The Europe and the Asia/Pacific, Middle East and Africa, or Ampea, regions were able to offset the slower growth in the U.S., with February same-store sales up 5.1% and 4%, respectively, both beating expectations.
The 3.9% company-wide same-store sales growth compared with analysts’ average prediction of a 3.3% gain.
What I like about MCD
MCD is trading at a significant discount to its peers PE 13.65 vs 34.02 for peers.
MCD is one of the more profitable companies in the Restaurants industry with a net margin of 20.55%.
MCD pays an annual dividend of $2.44 which, at its current stock price, produces a yield of 3.20% – note: few companies in the restaurant industry pay a dividend.

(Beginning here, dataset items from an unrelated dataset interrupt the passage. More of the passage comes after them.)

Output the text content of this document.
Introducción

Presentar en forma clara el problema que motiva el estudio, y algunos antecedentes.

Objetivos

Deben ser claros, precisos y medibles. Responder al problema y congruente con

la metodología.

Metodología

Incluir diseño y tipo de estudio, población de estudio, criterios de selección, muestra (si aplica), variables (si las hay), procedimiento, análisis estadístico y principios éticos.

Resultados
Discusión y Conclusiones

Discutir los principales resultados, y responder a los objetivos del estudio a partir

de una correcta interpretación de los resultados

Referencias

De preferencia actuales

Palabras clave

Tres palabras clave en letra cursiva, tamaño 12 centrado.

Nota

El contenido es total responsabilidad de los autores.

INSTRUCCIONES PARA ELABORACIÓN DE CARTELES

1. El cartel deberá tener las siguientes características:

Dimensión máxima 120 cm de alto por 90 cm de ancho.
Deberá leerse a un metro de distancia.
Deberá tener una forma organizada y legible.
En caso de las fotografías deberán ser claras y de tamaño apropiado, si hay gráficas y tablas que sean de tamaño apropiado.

MCD is overall quite efficient in comparison to its peers with a Return on Assets, Return on Equity, and Revenues Per Employee of 15.90%, 34.51%, and $60,186.50 respectively.
MCD‘s debt to total capital ratio, at 44.02%, is in-line with the Restaurants industry’s norm despite its increase over the last year.
The stock is down due to February weather in the US reduced sales. This is a buying opportunity, I will be adding to my position in MCD. at $75 per share.